Sicher sind Dinge, die sich aus den Texten erschließen lassen. Der Autor des Matthäus-Evangeliums hatte offenbar eine Gemeinde mit Juden- und Heidenchristen vor Augen. Es gab wohl Auseinandersetzungen zwischen Judenchristen und Juden, möglicherweise auch zwischen Juden- und Heidenchristen über die Stellung zum jüdischen "Gesetz", etwa zu den Reinheitsvorschriften. Matthäus betont auffällig eine Theologie der Versöhnung: Jesu Wirken wird als Erfüllung des Gesetzes gedeutet — das jüdische Regelwerk wird in dieser Sicht nicht einfach abgeschafft, sondern eingebettet in eine umfassende, in Christus gipfelnde Heilsgeschichte. Damit war eine Perspektive für alle Gruppen eröffnet: für Juden, die ihre Vergangenheit nicht einfach aufgeben wollten; für Judenchristen, die sich nicht von Reinheitsgeboten lösen mochten; und für Heidenchristen, die als Nicht-Juden mit jüdischen Geboten nichts anfangen konnten.

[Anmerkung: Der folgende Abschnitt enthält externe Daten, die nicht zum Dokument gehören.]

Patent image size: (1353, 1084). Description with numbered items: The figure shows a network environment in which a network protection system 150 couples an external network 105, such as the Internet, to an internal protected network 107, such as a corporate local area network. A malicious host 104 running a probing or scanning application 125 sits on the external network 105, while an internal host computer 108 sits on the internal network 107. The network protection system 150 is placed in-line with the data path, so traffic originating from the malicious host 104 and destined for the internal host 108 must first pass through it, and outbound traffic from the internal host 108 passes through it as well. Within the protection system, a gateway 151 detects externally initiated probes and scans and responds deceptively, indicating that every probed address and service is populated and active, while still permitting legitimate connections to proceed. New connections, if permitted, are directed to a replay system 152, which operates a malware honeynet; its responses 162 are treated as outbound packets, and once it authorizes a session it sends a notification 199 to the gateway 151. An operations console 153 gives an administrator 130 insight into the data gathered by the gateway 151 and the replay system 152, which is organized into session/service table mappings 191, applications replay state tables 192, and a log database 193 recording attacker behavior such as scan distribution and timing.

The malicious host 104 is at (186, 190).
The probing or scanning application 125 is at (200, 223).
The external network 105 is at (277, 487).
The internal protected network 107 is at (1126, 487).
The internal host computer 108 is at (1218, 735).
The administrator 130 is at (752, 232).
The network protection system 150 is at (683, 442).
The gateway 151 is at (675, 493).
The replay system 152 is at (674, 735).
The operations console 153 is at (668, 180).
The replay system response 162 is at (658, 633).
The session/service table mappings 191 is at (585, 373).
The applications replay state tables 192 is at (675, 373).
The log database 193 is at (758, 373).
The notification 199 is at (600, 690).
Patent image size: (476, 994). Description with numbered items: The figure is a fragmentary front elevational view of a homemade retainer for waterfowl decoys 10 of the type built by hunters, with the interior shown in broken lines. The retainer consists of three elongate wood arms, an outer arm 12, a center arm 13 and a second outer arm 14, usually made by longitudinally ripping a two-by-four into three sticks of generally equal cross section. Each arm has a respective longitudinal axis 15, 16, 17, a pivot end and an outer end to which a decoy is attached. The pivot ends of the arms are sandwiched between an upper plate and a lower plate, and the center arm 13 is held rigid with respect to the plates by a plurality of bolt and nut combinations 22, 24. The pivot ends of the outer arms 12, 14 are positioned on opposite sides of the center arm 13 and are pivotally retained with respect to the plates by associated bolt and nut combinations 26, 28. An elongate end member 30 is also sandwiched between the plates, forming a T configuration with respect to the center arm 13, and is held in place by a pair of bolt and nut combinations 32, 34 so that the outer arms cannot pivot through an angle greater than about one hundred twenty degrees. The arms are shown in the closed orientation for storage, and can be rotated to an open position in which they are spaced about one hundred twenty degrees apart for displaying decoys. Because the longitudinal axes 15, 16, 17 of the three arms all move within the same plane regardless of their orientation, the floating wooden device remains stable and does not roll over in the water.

Matthäus, der Mann des Wortes: Die Worte Jesu stellt er zu fünf großen Reden zusammen. Dies ist nicht einfach eine Erfindung. Jesus ist öffentlich aufgetreten; er wird gepredigt haben; und er ist in seinen Gleichnissen und Aphorismen als begabter Redner erkennbar. Dass er als Rhetor auch gefürchtet war, zeigt am klarsten sein Tod am Kreuz: Die einzige Waffe, die er, der als Aufrührer hingerichtet wurde, je erhoben hatte, war das Wort. Wie sehr Matthäus die Kraft der Rede hochschätzte, wird an einer erstaunlichen Eigenart seiner Wundergeschichten deutlich: Er straffte sie, statt sie auszuschmücken. Normalerweise ist es bei Geschichten dieser Art umgekehrt: Je mehr man sich zeitlich vom Leben eines Verehrten entfernt, desto großartiger und legendarischer werden die Wundergeschichten. Beispiele in Hülle und Fülle liefern die christlichen Heiligenlegenden. Matthäus aber schmückte nicht aus — er konzentrierte die Geschichten auf Worte Jesu.

Ein schönes Beispiel ist die Heilung zweier Besessener (Kapitel 8). Bei Markus (Kapitel 5) wird ausführlich die Gefährlichkeit und die Gewalt beschrieben, die von dem Besessenen ausgeht ("er war oft mit Fesseln und Ketten gebunden gewesen und hatte die Ketten zerrissen und die Fesseln zerrieben, und niemand konnte ihn bändigen"). Matthäus notiert nur knapp: "Die Besessenen waren sehr gefährlich, so dass niemand diese Straße gehen konnte" (bei Matthäus ist von zwei Besessenen die Rede). In einem entscheidenden Detail wird der konzeptionelle Wille des Matthäus deutlich: Die "bösen Geister" bitten Jesus, in eine Herde Säue fahren zu dürfen; bei Markus teilt der Erzähler mit, dass Jesus "es erlaubte". Bei Matthäus wird daraus ein ausdrücklicher Befehl in wörtlicher Rede: "Und er sprach: Fahrt aus!"

Diese Stelle ermöglicht einen Blick in die Werkstatt der Evangelisten. Sie sammelten Material und arbeiteten mit diesen Texten in einer Mischung aus viel Demut und wenig Selbstbewusstsein. Sie verstanden sich nicht als freie Schriftsteller, die ihr Material beliebig formten, denn die Hochschätzung für das Überlieferte war groß. Eingriffe in den Text erfolgten behutsam über Komposition, Überleitungen oder leichte Variationen — so wie in jenem "Fahrt aus!". Das Beispiel zeigt zudem, wie historische Erinnerung transportiert wurde. In der antiken Literatur waren Wundergeschichten meist mit bombastischen Zeichenhandlungen der Wundertäter verbunden. Im Vergleich dazu sind die Berichte über die Heilungen Jesu spröde: Er spricht einen knappen Satz — und das Wunder ist vollbracht. Die Abweichung vom literarischen Muster zeugt von einer präzisen historischen Erinnerung: Jesus stand im Ruf, allein durch sein Wort zu heilen. Insofern hat Matthäus, als er jenes "Fahrt aus!" schrieb, den kollektiven Erinnerungen an Jesus entsprochen.

Zugleich steckt darin Theologie pur: Der Sohn Gottes brauchte keinen Firlefanz. Ihm reichte das Wort, das von Anbeginn im Munde Gottes Schöpferkraft hatte. Auch die Schöpfung wurde einfach ins Sein gerufen.

Es ist fast konsequent, dass Matthäus, dieser Feingeist, der das Wort so verehrte, in der Kunstgeschichte als geflügeltes Menschenwesen dargestellt wird. Antlitz, Wort, Geist — in diesem Dreiklang hört der Mensch Gott. Davon hat Matthäus erzählt.